Die Frau habe nach Stand der Ermittlungen einen Davidstern getragen und sei von zwei Männern auf diesen angesprochen worden, hieß es. Die Unbekannten hätten sie antisemitisch beleidigt, einer habe sie mit der abgebrochenen Flasche attackiert. Danach seien sie geflüchtet. Die Verletzungen der 43-Jährigen wurden in einem Krankenhaus versorgt
Aus der Landespolitik kamen entsetzte Reaktionen. "Das Tragen eines Davidsterns muss immer und überall gefahrlos möglich sein. Jüdisches Leben zieht sich sonst immer weiter aus der Öffentlichkeit zurück", hieß es in einer gemeinsamen Erklärung der Berliner Linken-Spitze um die Spitzenkandidatin der Partei für die Abgeordnetenhauswahl am nächsten Sonntag, Elif Eralp. Es handle sich um eine "abscheuliche Tat"
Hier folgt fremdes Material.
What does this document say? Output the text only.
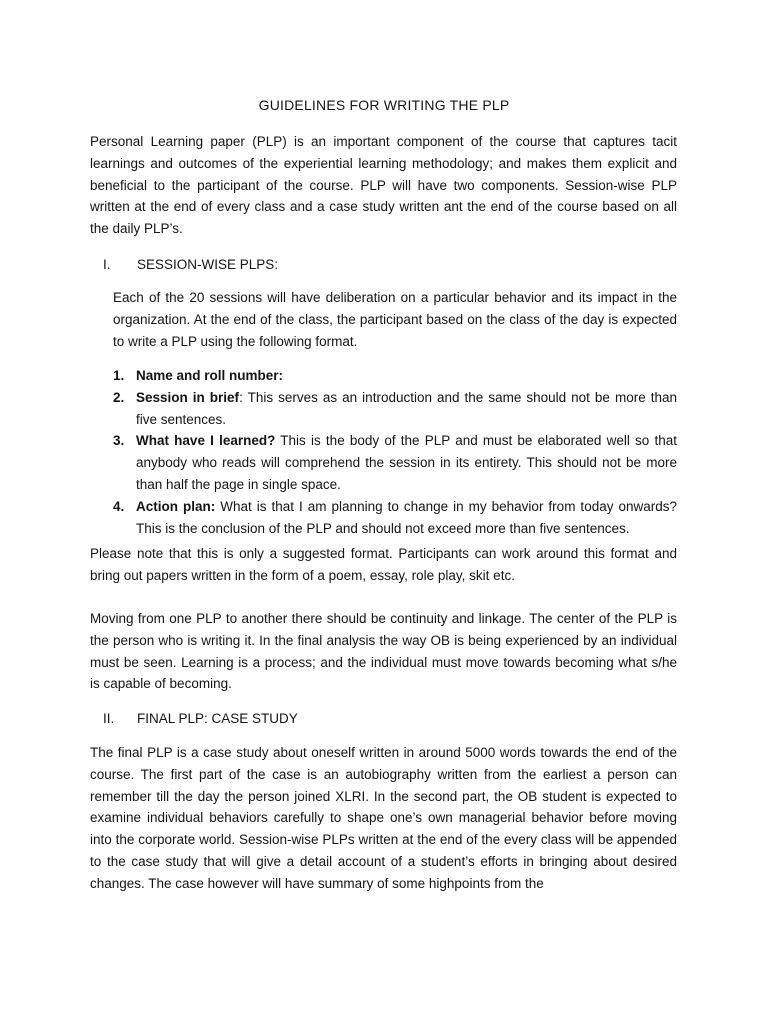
GUIDELINES FOR WRITING THE PLP

Personal Learning paper (PLP) is an important component of the course that captures tacit learnings and outcomes of the experiential learning methodology; and makes them explicit and beneficial to the participant of the course. PLP will have two components. Session-wise PLP written at the end of every class and a case study written ant the end of the course based on all the daily PLP’s.

I. SESSION-WISE PLPS:

Each of the 20 sessions will have deliberation on a particular behavior and its impact in the organization. At the end of the class, the participant based on the class of the day is expected to write a PLP using the following format.

1. Name and roll number:
2. Session in brief: This serves as an introduction and the same should not be more than five sentences.
3. What have I learned? This is the body of the PLP and must be elaborated well so that anybody who reads will comprehend the session in its entirety. This should not be more than half the page in single space.
4. Action plan: What is that I am planning to change in my behavior from today onwards? This is the conclusion of the PLP and should not exceed more than five sentences.

Please note that this is only a suggested format. Participants can work around this format and bring out papers written in the form of a poem, essay, role play, skit etc.

Moving from one PLP to another there should be continuity and linkage. The center of the PLP is the person who is writing it. In the final analysis the way OB is being experienced by an individual must be seen. Learning is a process; and the individual must move towards becoming what s/he is capable of becoming.

II. FINAL PLP: CASE STUDY

The final PLP is a case study about oneself written in around 5000 words towards the end of the course. The first part of the case is an autobiography written from the earliest a person can remember till the day the person joined XLRI. In the second part, the OB student is expected to examine individual behaviors carefully to shape one’s own managerial behavior before moving into the corporate world. Session-wise PLPs written at the end of the every class will be appended to the case study that will give a detail account of a student’s efforts in bringing about desired changes. The case however will have summary of some highpoints from the
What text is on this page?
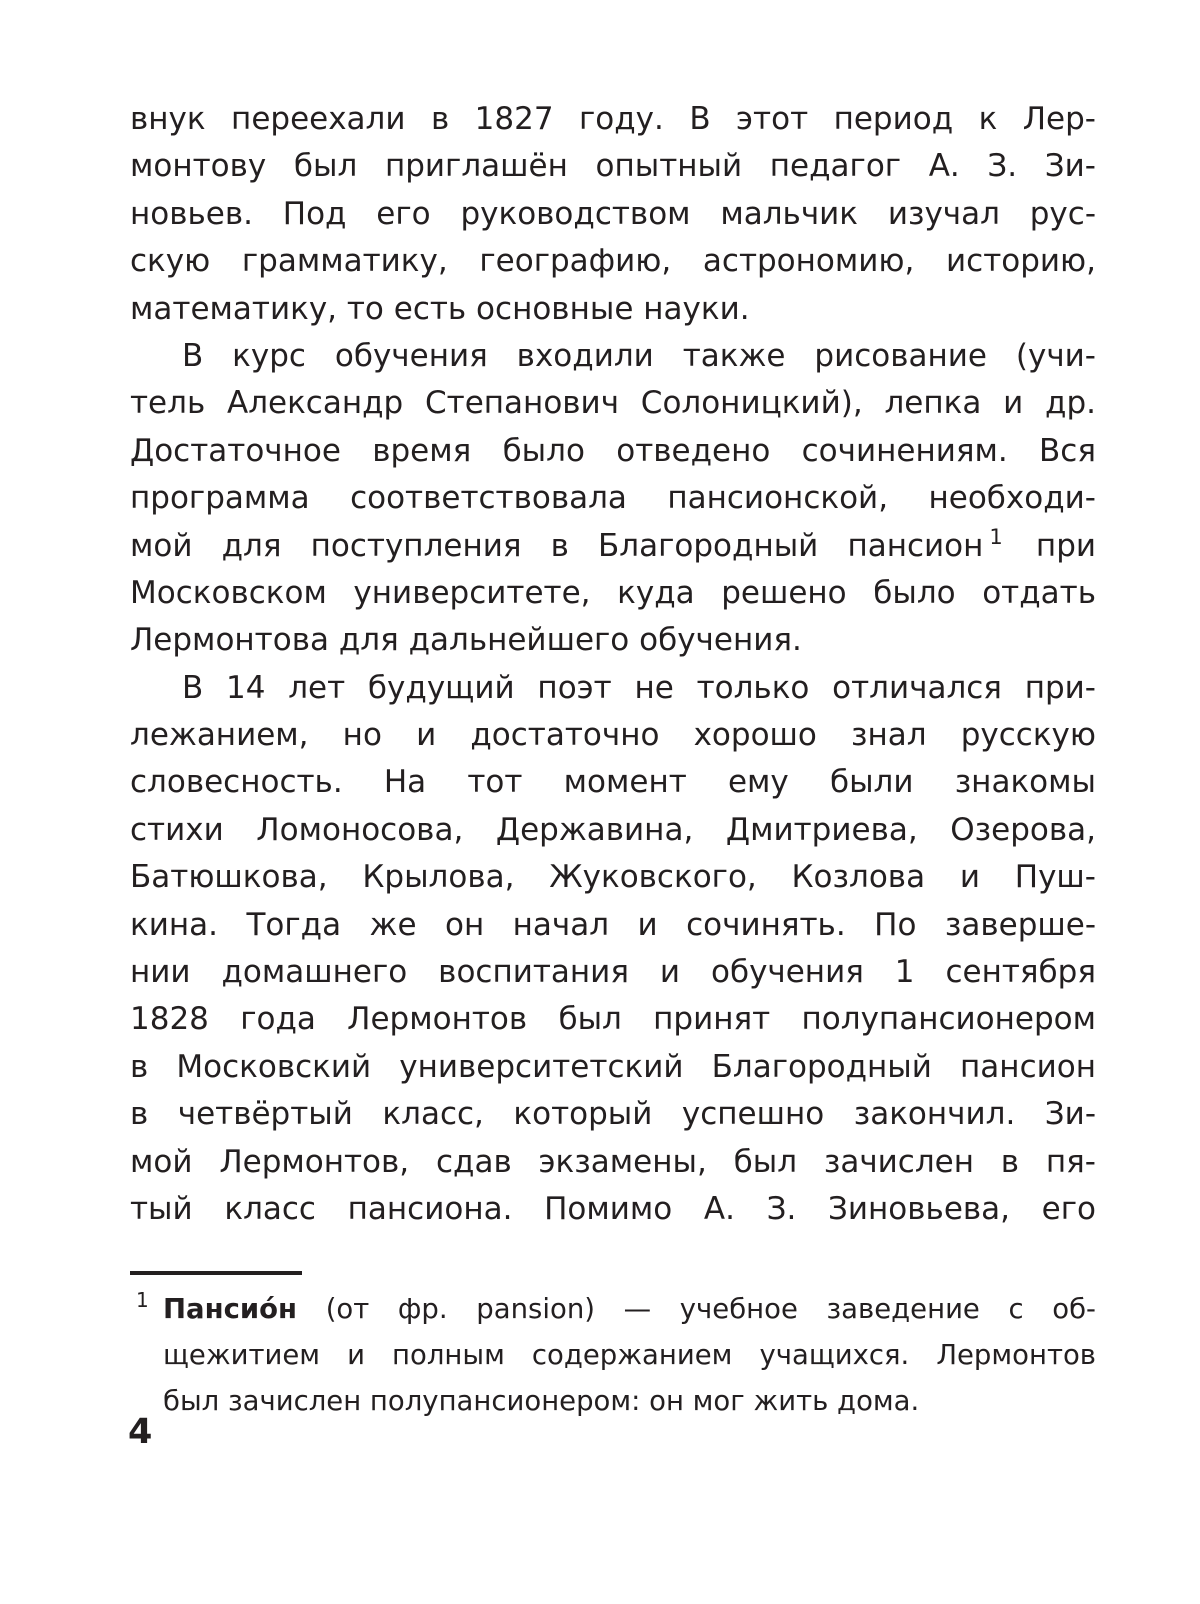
внук переехали в 1827 году. В этот период к Лер-
монтову был приглашён опытный педагог А. З. Зи-
новьев. Под его руководством мальчик изучал рус-
скую грамматику, географию, астрономию, историю,
математику, то есть основные науки.
В курс обучения входили также рисование (учи-
тель Александр Степанович Солоницкий), лепка и др.
Достаточное время было отведено сочинениям. Вся
программа соответствовала пансионской, необходи-
мой для поступления в Благородный пансион $^1$ при
Московском университете, куда решено было отдать
Лермонтова для дальнейшего обучения.
В 14 лет будущий поэт не только отличался при-
лежанием, но и достаточно хорошо знал русскую
словесность. На тот момент ему были знакомы
стихи Ломоносова, Державина, Дмитриева, Озерова,
Батюшкова, Крылова, Жуковского, Козлова и Пуш-
кина. Тогда же он начал и сочинять. По заверше-
нии домашнего воспитания и обучения 1 сентября
1828 года Лермонтов был принят полупансионером
в Московский университетский Благородный пансион
в четвёртый класс, который успешно закончил. Зи-
мой Лермонтов, сдав экзамены, был зачислен в пя-
тый класс пансиона. Помимо А. З. Зиновьева, его
1 Пансио́н (от фр. pansion) — учебное заведение с об-
щежитием и полным содержанием учащихся. Лермонтов
был зачислен полупансионером: он мог жить дома.
4
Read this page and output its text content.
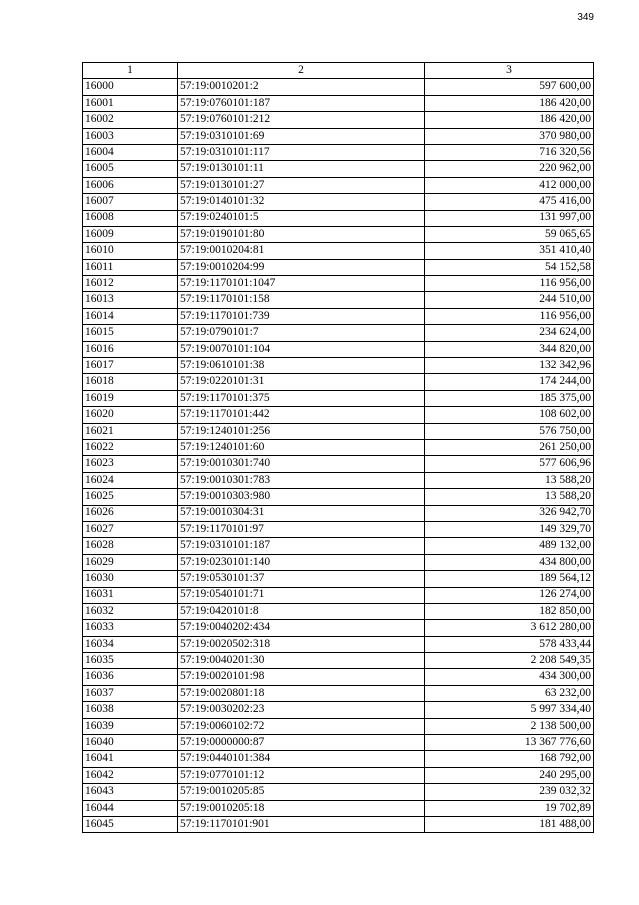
349
1	2	3
16000	57:19:0010201:2	597 600,00
16001	57:19:0760101:187	186 420,00
16002	57:19:0760101:212	186 420,00
16003	57:19:0310101:69	370 980,00
16004	57:19:0310101:117	716 320,56
16005	57:19:0130101:11	220 962,00
16006	57:19:0130101:27	412 000,00
16007	57:19:0140101:32	475 416,00
16008	57:19:0240101:5	131 997,00
16009	57:19:0190101:80	59 065,65
16010	57:19:0010204:81	351 410,40
16011	57:19:0010204:99	54 152,58
16012	57:19:1170101:1047	116 956,00
16013	57:19:1170101:158	244 510,00
16014	57:19:1170101:739	116 956,00
16015	57:19:0790101:7	234 624,00
16016	57:19:0070101:104	344 820,00
16017	57:19:0610101:38	132 342,96
16018	57:19:0220101:31	174 244,00
16019	57:19:1170101:375	185 375,00
16020	57:19:1170101:442	108 602,00
16021	57:19:1240101:256	576 750,00
16022	57:19:1240101:60	261 250,00
16023	57:19:0010301:740	577 606,96
16024	57:19:0010301:783	13 588,20
16025	57:19:0010303:980	13 588,20
16026	57:19:0010304:31	326 942,70
16027	57:19:1170101:97	149 329,70
16028	57:19:0310101:187	489 132,00
16029	57:19:0230101:140	434 800,00
16030	57:19:0530101:37	189 564,12
16031	57:19:0540101:71	126 274,00
16032	57:19:0420101:8	182 850,00
16033	57:19:0040202:434	3 612 280,00
16034	57:19:0020502:318	578 433,44
16035	57:19:0040201:30	2 208 549,35
16036	57:19:0020101:98	434 300,00
16037	57:19:0020801:18	63 232,00
16038	57:19:0030202:23	5 997 334,40
16039	57:19:0060102:72	2 138 500,00
16040	57:19:0000000:87	13 367 776,60
16041	57:19:0440101:384	168 792,00
16042	57:19:0770101:12	240 295,00
16043	57:19:0010205:85	239 032,32
16044	57:19:0010205:18	19 702,89
16045	57:19:1170101:901	181 488,00
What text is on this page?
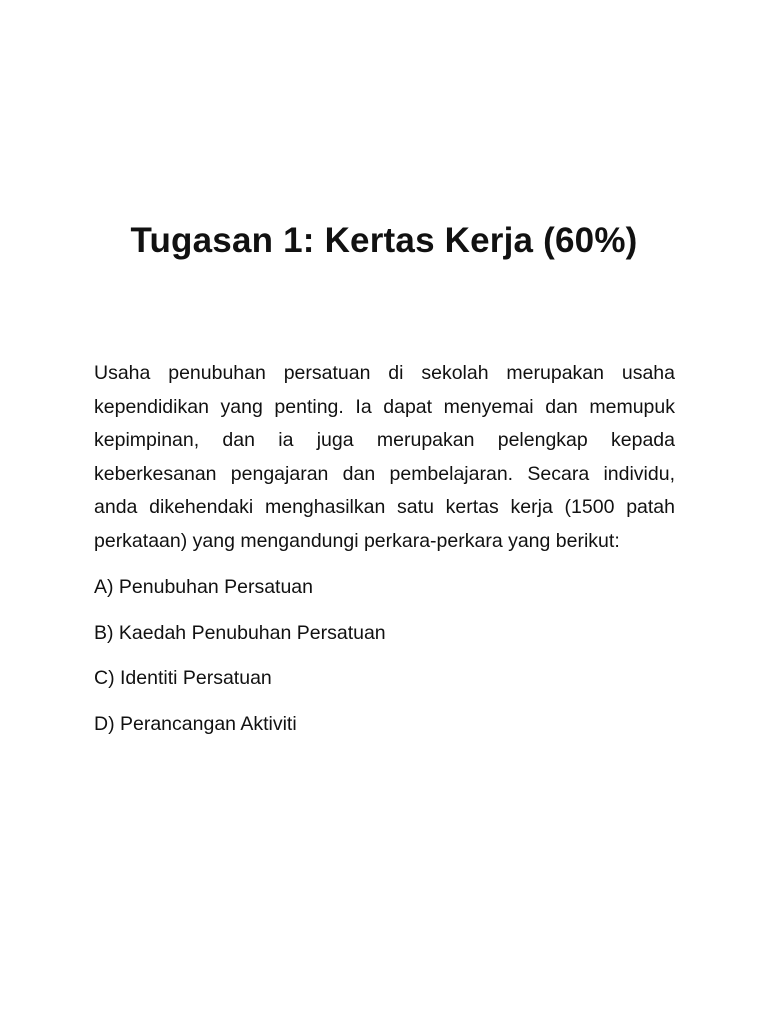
Tugasan 1: Kertas Kerja (60%)

Usaha penubuhan persatuan di sekolah merupakan usaha kependidikan yang penting. Ia dapat menyemai dan memupuk kepimpinan, dan ia juga merupakan pelengkap kepada keberkesanan pengajaran dan pembelajaran. Secara individu, anda dikehendaki menghasilkan satu kertas kerja (1500 patah perkataan) yang mengandungi perkara-perkara yang berikut:

A) Penubuhan Persatuan
B) Kaedah Penubuhan Persatuan
C) Identiti Persatuan
D) Perancangan Aktiviti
Grünen-Spitzenkandidat Werner Graf erklärte dazu: "Wir erleben einen zunehmenden Antisemitismus aus allen politischen Richtungen, der immer gleich gefährlich bleibt. Es werde "eine zentrale Aufgabe" der nächsten Landesregierung sein, den Kampf gegen Antisemitismus zu verstärken.